On Thu, 2023-05-25 at 15:59 +0200, Mickaël Salaün wrote:
[ snip ]
The kernel often creates writable aliases in order to write to
protected data (kernel text, etc). Some of this is done right as
text
is being first written out (alternatives for example), and some
happens
way later (jump labels, etc). So for verification, I wonder what
stage
you would be verifying? If you want to verify the end state, you
would
have to maintain knowledge in the verifier of all the touch-ups the
kernel does. I think it would get very tricky.
For now, in the static kernel case, all rodata and text GPA is
restricted, so aliasing such memory in a writable way before or after
the KVM enforcement would still restrict write access to this memory,
which could be an issue but not a security one. Do you have such
examples in mind?
On x86, look at all the callers of the text_poke() family. In
arch/x86/include/asm/text-patching.h.
It also seems it will be a decent ask for the guest kernel to keep
track of GPA permissions as well as normal virtual memory
pemirssions,
if this thing is not widely used.
This would indeed be required to properly handle the dynamic cases.
So I wondering if you could go in two directions with this:
1. Make this a feature only for super locked down kernels (no
modules,
etc). Forbid any configurations that might modify text. But eBPF is
used for seccomp, so you might be turning off some security
protections
to get this.
Good idea. For "super locked down kernels" :) , we should disable all
kernel executable changes with the related kernel build configuration
(e.g. eBPF JIT, kernel module, kprobes…) to make sure there is no
such
legitimate access. This looks like an acceptable initial feature.
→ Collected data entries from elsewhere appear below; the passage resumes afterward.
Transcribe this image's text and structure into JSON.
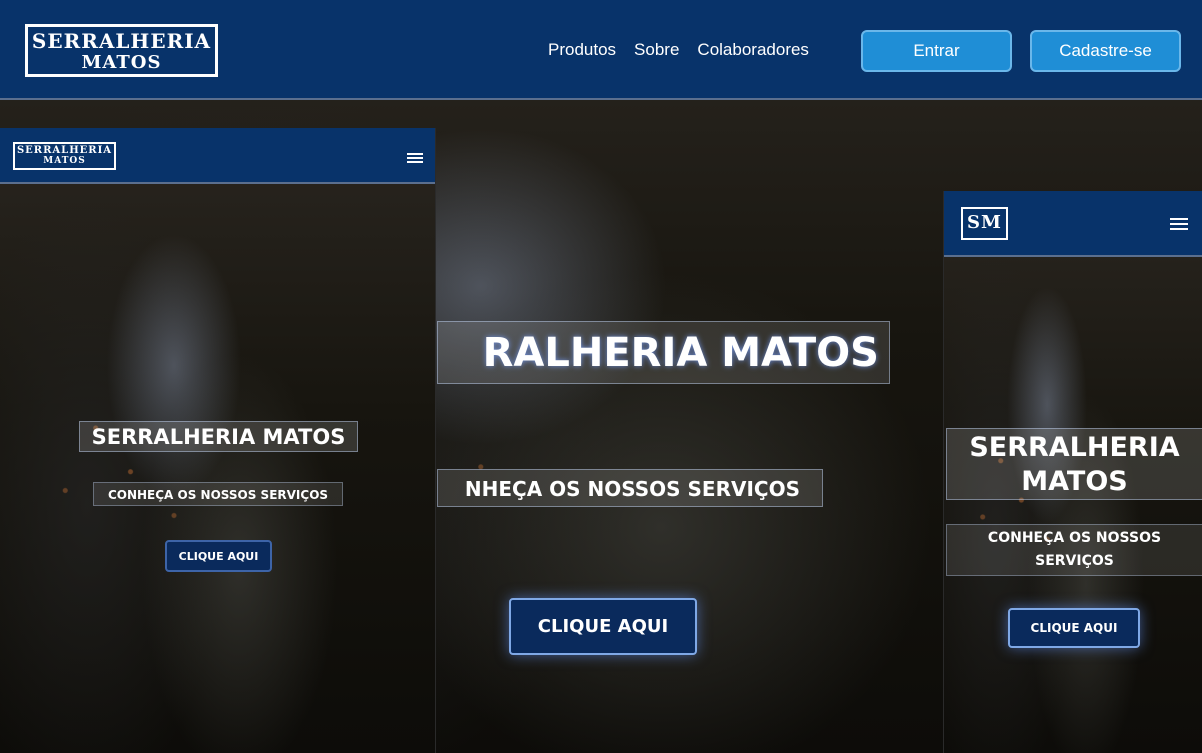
{
  "brand": {
    "line1": "SERRALHERIA",
    "line2": "MATOS",
    "monogram": "SM"
  },
  "nav": {
    "items": [
      "Produtos",
      "Sobre",
      "Colaboradores"
    ],
    "login_label": "Entrar",
    "signup_label": "Cadastre-se"
  },
  "hero": {
    "title": "SERRALHERIA MATOS",
    "desktop_title_visible": "RALHERIA MATOS",
    "subtitle": "CONHEÇA OS NOSSOS SERVIÇOS",
    "desktop_subtitle_visible": "NHEÇA OS NOSSOS SERVIÇOS",
    "mobile_title_lines": [
      "SERRALHERIA",
      "MATOS"
    ],
    "mobile_subtitle_lines": [
      "CONHEÇA OS NOSSOS",
      "SERVIÇOS"
    ],
    "cta_label": "CLIQUE AQUI"
  },
  "colors": {
    "header_navy": "#08336a",
    "button_blue": "#1f8ed6",
    "cta_navy": "#0a2a5c"
  },
  "icons": {
    "menu": "hamburger-menu-icon"
  }
}
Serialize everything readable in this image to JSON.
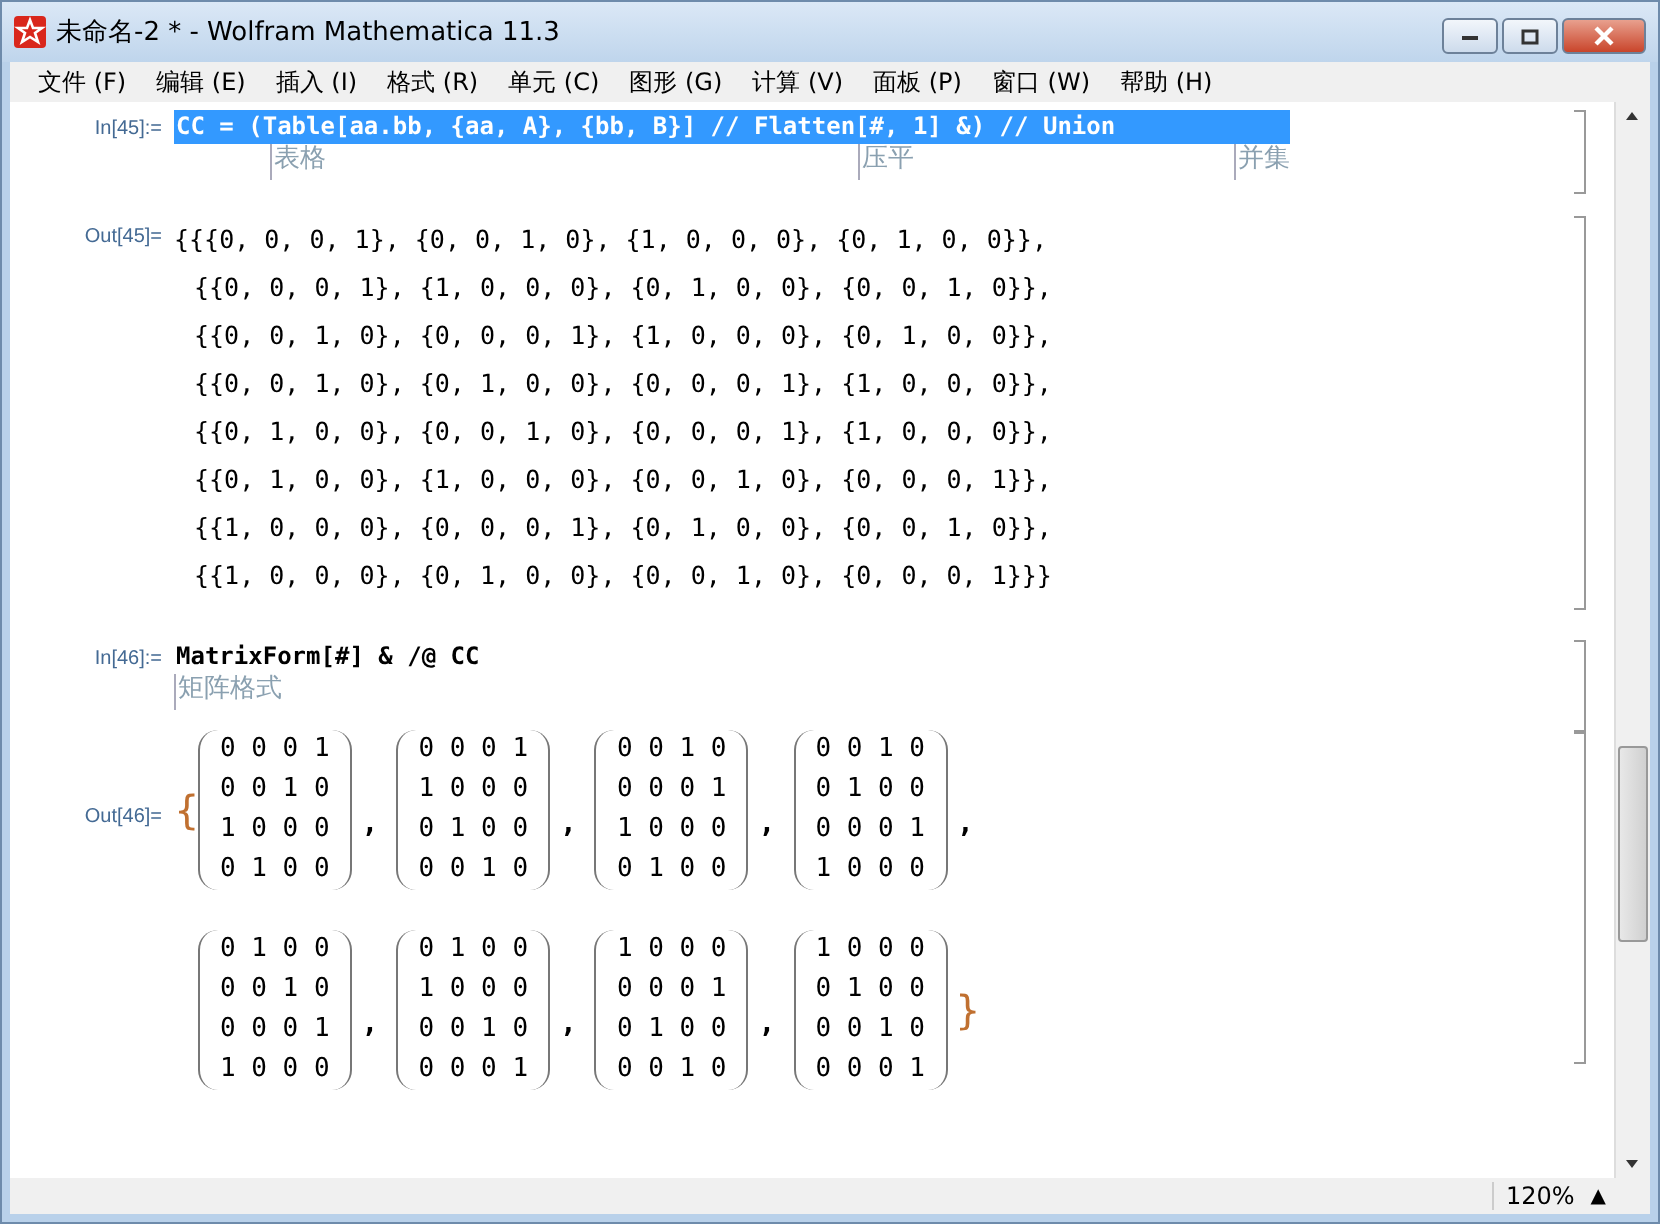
{
  "window": {
    "title": "未命名-2 * - Wolfram Mathematica 11.3"
  },
  "menu": [
    "文件 (F)",
    "编辑 (E)",
    "插入 (I)",
    "格式 (R)",
    "单元 (C)",
    "图形 (G)",
    "计算 (V)",
    "面板 (P)",
    "窗口 (W)",
    "帮助 (H)"
  ],
  "cell45": {
    "in_label": "In[45]:=",
    "input": "CC = (Table[aa.bb, {aa, A}, {bb, B}] // Flatten[#, 1] &) // Union",
    "selected": true,
    "hints": [
      "表格",
      "压平",
      "并集"
    ],
    "out_label": "Out[45]=",
    "output_lines": [
      "{{{0, 0, 0, 1}, {0, 0, 1, 0}, {1, 0, 0, 0}, {0, 1, 0, 0}},",
      "{{0, 0, 0, 1}, {1, 0, 0, 0}, {0, 1, 0, 0}, {0, 0, 1, 0}},",
      "{{0, 0, 1, 0}, {0, 0, 0, 1}, {1, 0, 0, 0}, {0, 1, 0, 0}},",
      "{{0, 0, 1, 0}, {0, 1, 0, 0}, {0, 0, 0, 1}, {1, 0, 0, 0}},",
      "{{0, 1, 0, 0}, {0, 0, 1, 0}, {0, 0, 0, 1}, {1, 0, 0, 0}},",
      "{{0, 1, 0, 0}, {1, 0, 0, 0}, {0, 0, 1, 0}, {0, 0, 0, 1}},",
      "{{1, 0, 0, 0}, {0, 0, 0, 1}, {0, 1, 0, 0}, {0, 0, 1, 0}},",
      "{{1, 0, 0, 0}, {0, 1, 0, 0}, {0, 0, 1, 0}, {0, 0, 0, 1}}}"
    ]
  },
  "cell46": {
    "in_label": "In[46]:=",
    "input": "MatrixForm[#] & /@ CC",
    "hints": [
      "矩阵格式"
    ],
    "out_label": "Out[46]=",
    "open": "{",
    "separator": ",",
    "close": "}",
    "matrix_rows": [
      [
        [
          "0 0 0 1",
          "0 0 1 0",
          "1 0 0 0",
          "0 1 0 0"
        ],
        [
          "0 0 0 1",
          "1 0 0 0",
          "0 1 0 0",
          "0 0 1 0"
        ],
        [
          "0 0 1 0",
          "0 0 0 1",
          "1 0 0 0",
          "0 1 0 0"
        ],
        [
          "0 0 1 0",
          "0 1 0 0",
          "0 0 0 1",
          "1 0 0 0"
        ]
      ],
      [
        [
          "0 1 0 0",
          "0 0 1 0",
          "0 0 0 1",
          "1 0 0 0"
        ],
        [
          "0 1 0 0",
          "1 0 0 0",
          "0 0 1 0",
          "0 0 0 1"
        ],
        [
          "1 0 0 0",
          "0 0 0 1",
          "0 1 0 0",
          "0 0 1 0"
        ],
        [
          "1 0 0 0",
          "0 1 0 0",
          "0 0 1 0",
          "0 0 0 1"
        ]
      ]
    ]
  },
  "status_bar": {
    "zoom": "120%",
    "zoom_arrow": "▲"
  }
}
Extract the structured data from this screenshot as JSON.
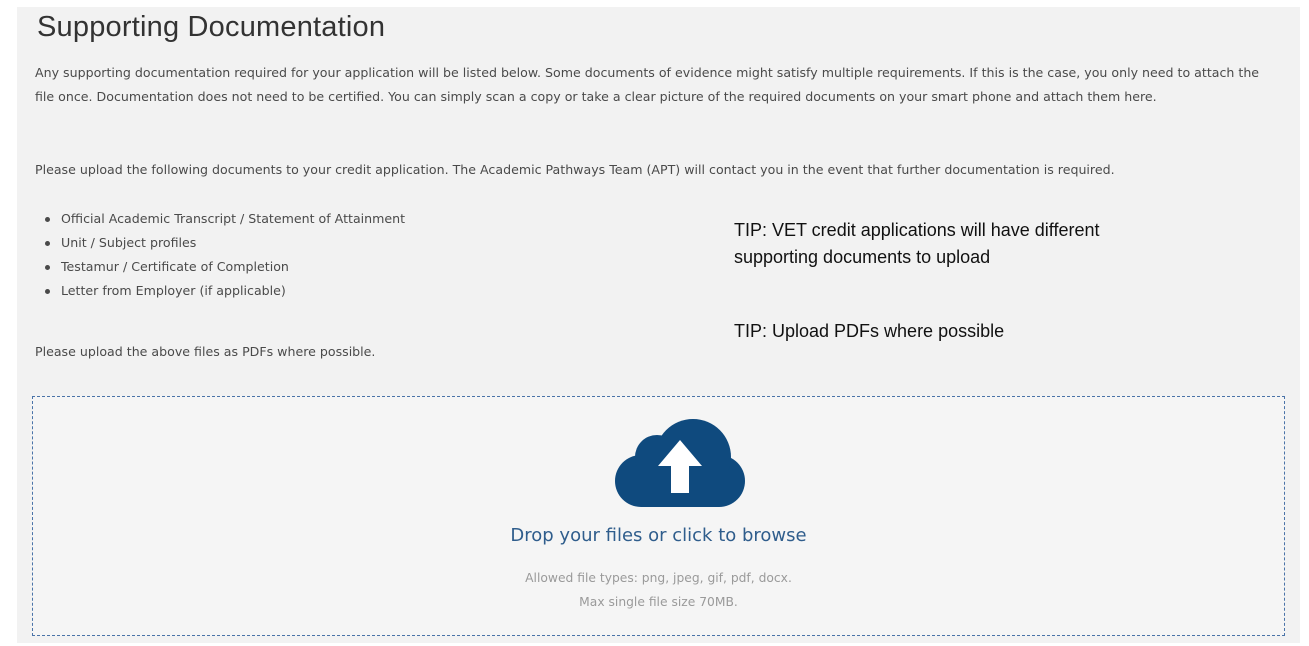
{
  "section": {
    "title": "Supporting Documentation",
    "intro": "Any supporting documentation required for your application will be listed below. Some documents of evidence might satisfy multiple requirements. If this is the case, you only need to attach the file once. Documentation does not need to be certified. You can simply scan a copy or take a clear picture of the required documents on your smart phone and attach them here.",
    "upload_instructions": "Please upload the following documents to your credit application. The Academic Pathways Team (APT) will contact you in the event that further documentation is required.",
    "documents": [
      "Official Academic Transcript / Statement of Attainment",
      "Unit / Subject profiles",
      "Testamur / Certificate of Completion",
      "Letter from Employer (if applicable)"
    ],
    "pdf_note": "Please upload the above files as PDFs where possible."
  },
  "tips": {
    "vet": "TIP: VET credit applications will have different supporting documents to upload",
    "pdf": "TIP: Upload PDFs where possible"
  },
  "dropzone": {
    "icon": "cloud-upload-icon",
    "label": "Drop your files or click to browse",
    "allowed_types": "Allowed file types: png, jpeg, gif, pdf, docx.",
    "max_size": "Max single file size 70MB.",
    "icon_color": "#0f4a7e",
    "border_color": "#4a73a8"
  }
}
How many users do you think will want this protection but not
protections that would have to be disabled? The main one that came to
mind for me is cBPF seccomp stuff.
But also, the alternative to JITing cBPF is the eBPF interpreter which
AFAIU is considered a juicy enough target for speculative attacks that
they created an option to compile it out. And leaving an interpreter in
the kernel means any data could be "executed" in the normal non-
speculative scenario, kind of working around the hypervisor executable
protections. Dropping e/cBPF entirely would be an option, but then I
wonder how many users you have left. Hopefully that is all correct,
it's hard to keep track with the pace of BPF development.
I wonder if it might be a good idea to POC the guest side before
settling on the KVM interface. Then you can also look at the whole
thing and judge how much usage it would get for the different options
of restrictions.
2. Loosen the rules to allow the protections to not be so one-way
enable. Get less security, but used more widely.
This is our goal. I think both static and dynamic cases are
legitimate
and have value according to the level of security sought. This should
be
a build-time configuration.
Yea, the proper way to do this is probably to move all text handling
stuff into a separate domain of some sort, like you mentioned
elsewhere. It would be quite a job.